ビッグバン後、星や銀河はどうやって生まれたの?
はじめに:宇宙が冷えて物質が集まるまで
前回の記事では、ビッグバンが起きた直後の宇宙が、とても高温で密度の高い、光も自由に飛び回れないような状態だったことをお話ししました。まるで濃い霧の中にいるような状態だった、とも例えられます。
ビッグバンから時間が経ち、宇宙がどんどん広がっていくにつれて、宇宙全体の温度は下がっていきました。そして、ビッグバンからおよそ38万年後には、宇宙は十分に冷えて、光が物質に邪魔されずに自由に飛び回れるようになりました。これを「宇宙の晴れ上がり」と呼んだりします。
この「宇宙の晴れ上がり」以降、宇宙の様子は大きく変わっていきます。それまでバラバラだった物質(水素やヘリウムなどのガス)が、お互いの重力(引っ張る力)によって少しずつ集まることができるようになったのです。今回の記事では、この物質の集まりが、どのようにして今の宇宙にある星や銀河になっていったのかを見ていきましょう。
宇宙で最初に生まれた星たち
宇宙が冷えて物質が集まれるようになると、まず最初に、ガスがより多く集まった場所が生まれ始めました。想像してみてください。少し濃い場所、薄い場所があったガスが、濃い部分がもっと濃くなろうとするイメージです。
ガスがたくさん集まってくると、その中心部分では重力がさらに強くなります。中心に集まったガスは、ぎゅっと押しつぶされて、とても高い温度になります。
そして、ある温度を超えると、その中心部分で核融合反応が始まります。これは、太陽がエネルギーを生み出しているのと同じ仕組みです。この核融合反応によって、宇宙で初めての星が誕生しました。
これらの最初の星は、今からおよそ130億年以上も前に生まれたと考えられています。現在の太陽よりもずっと大きくて、とても明るく輝いていましたが、その寿命は短く、数百万年から数千万年で一生を終えてしまったと言われています。
星が集まって銀河が生まれる
最初の星がいくつか生まれると、その星たちもまた、お互いの重力によって引き合い始めます。星の周りには、まだたくさんのガスも残っています。
これらの星やガスが、さらに大きなかたまりとなって集まっていきます。こうして、たくさんの星やガスが集まった巨大なグループが誕生しました。これが銀河です。私たちが住んでいる太陽系も、「天の川銀河」という銀河の中にある一つの星にすぎません。

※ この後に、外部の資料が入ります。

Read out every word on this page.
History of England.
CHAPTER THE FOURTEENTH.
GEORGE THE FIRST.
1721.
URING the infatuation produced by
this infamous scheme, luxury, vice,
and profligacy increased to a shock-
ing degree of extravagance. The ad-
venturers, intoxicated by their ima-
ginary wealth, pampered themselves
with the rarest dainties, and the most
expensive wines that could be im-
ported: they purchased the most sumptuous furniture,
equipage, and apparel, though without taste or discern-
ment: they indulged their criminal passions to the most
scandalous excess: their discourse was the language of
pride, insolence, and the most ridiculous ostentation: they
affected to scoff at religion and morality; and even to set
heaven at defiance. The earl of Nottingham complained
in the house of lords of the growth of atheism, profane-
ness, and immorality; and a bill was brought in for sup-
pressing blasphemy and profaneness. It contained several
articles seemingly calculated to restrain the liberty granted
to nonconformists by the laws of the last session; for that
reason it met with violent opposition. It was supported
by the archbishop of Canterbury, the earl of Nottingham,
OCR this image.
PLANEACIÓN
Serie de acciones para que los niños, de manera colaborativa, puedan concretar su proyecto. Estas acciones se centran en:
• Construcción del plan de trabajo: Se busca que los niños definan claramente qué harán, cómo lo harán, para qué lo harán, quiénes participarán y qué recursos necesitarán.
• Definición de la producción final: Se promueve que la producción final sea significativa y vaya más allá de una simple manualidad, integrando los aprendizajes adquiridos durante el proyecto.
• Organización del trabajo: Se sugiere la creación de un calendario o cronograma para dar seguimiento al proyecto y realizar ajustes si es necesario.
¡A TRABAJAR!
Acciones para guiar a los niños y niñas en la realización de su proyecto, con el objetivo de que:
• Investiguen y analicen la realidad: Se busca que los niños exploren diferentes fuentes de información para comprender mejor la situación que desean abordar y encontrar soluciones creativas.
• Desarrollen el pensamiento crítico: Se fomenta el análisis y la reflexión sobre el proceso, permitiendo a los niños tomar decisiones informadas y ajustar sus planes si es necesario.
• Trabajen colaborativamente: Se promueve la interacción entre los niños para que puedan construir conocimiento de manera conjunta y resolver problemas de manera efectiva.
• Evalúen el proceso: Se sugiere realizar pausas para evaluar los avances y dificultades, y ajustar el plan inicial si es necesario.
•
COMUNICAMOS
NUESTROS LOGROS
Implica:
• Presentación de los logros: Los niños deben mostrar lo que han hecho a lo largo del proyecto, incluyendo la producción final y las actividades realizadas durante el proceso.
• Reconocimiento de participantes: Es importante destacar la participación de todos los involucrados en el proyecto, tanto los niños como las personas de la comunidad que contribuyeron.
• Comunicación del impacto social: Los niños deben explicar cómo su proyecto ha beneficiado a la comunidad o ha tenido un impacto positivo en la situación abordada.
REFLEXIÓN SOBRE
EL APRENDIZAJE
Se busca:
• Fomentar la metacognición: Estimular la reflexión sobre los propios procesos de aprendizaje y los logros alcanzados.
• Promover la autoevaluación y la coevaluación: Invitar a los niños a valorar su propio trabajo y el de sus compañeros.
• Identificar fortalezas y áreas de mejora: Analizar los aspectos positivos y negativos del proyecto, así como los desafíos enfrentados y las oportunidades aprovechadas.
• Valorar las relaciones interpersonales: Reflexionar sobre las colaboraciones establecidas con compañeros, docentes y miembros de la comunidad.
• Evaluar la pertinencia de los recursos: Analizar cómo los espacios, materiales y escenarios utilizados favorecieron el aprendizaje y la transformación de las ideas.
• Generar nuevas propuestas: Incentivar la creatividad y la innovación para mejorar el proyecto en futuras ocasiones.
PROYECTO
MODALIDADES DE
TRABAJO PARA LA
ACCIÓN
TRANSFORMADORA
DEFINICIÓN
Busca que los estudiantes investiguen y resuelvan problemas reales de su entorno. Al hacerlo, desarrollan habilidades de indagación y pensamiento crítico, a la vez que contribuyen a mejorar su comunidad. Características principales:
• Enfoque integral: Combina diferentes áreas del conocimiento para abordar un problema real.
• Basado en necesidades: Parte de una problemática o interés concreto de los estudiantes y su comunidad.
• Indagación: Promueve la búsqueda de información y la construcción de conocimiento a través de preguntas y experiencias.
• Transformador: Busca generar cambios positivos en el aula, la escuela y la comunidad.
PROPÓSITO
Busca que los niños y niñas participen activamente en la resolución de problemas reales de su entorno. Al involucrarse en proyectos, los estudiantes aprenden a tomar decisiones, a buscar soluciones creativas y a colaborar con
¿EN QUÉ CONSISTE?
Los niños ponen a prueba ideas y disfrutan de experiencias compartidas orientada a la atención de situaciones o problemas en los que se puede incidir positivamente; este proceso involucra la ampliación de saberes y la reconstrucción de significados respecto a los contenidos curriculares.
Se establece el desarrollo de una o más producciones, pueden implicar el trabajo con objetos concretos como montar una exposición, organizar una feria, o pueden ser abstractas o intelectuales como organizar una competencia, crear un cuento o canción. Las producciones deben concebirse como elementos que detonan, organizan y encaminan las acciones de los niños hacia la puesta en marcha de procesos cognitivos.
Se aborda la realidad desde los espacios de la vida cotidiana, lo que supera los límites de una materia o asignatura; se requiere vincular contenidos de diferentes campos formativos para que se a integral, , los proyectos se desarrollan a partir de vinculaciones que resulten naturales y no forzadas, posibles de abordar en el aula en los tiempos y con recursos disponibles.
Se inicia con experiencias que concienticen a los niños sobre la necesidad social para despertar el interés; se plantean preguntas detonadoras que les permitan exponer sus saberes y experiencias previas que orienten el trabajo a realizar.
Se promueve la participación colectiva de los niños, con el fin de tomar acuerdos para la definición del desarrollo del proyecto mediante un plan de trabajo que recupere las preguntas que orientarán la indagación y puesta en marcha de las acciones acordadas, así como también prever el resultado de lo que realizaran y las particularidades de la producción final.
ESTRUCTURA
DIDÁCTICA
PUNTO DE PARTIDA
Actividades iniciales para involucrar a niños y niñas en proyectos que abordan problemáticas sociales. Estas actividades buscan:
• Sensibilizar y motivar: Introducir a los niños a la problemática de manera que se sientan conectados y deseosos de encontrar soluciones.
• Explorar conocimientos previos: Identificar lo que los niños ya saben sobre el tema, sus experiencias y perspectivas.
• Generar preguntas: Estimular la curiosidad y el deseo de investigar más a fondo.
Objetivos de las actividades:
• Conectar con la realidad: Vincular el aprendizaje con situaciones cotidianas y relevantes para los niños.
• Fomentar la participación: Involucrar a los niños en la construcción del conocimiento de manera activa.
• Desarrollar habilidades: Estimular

銀河が生まれた後も、宇宙は広がり続け、銀河の中で新しい星が生まれたり、星が一生を終えたりを繰り返しながら進化していきます。小さな銀河が合体して、より大きな銀河になることもあります。
まとめ:宇宙はシンプルだった状態から今の姿へ
ビッグバン直後のシンプルで均一な状態だった宇宙は、広がるにつれて温度が下がり、物質が自由に動けるようになり、重力によって物質が集まることで、星や銀河が誕生しました。
最初に生まれた星が銀河を形作り、その銀河が進化や合体を繰り返すことで、今私たちが見ているような、数えきれないほどの星や銀河がきらめく豊かな宇宙が作られていったのです。
ビッグバン理論は、このように、宇宙がどのように始まり、そしてどのようにして現在の複雑な姿になったのかを説明してくれる、壮大な物語なのです。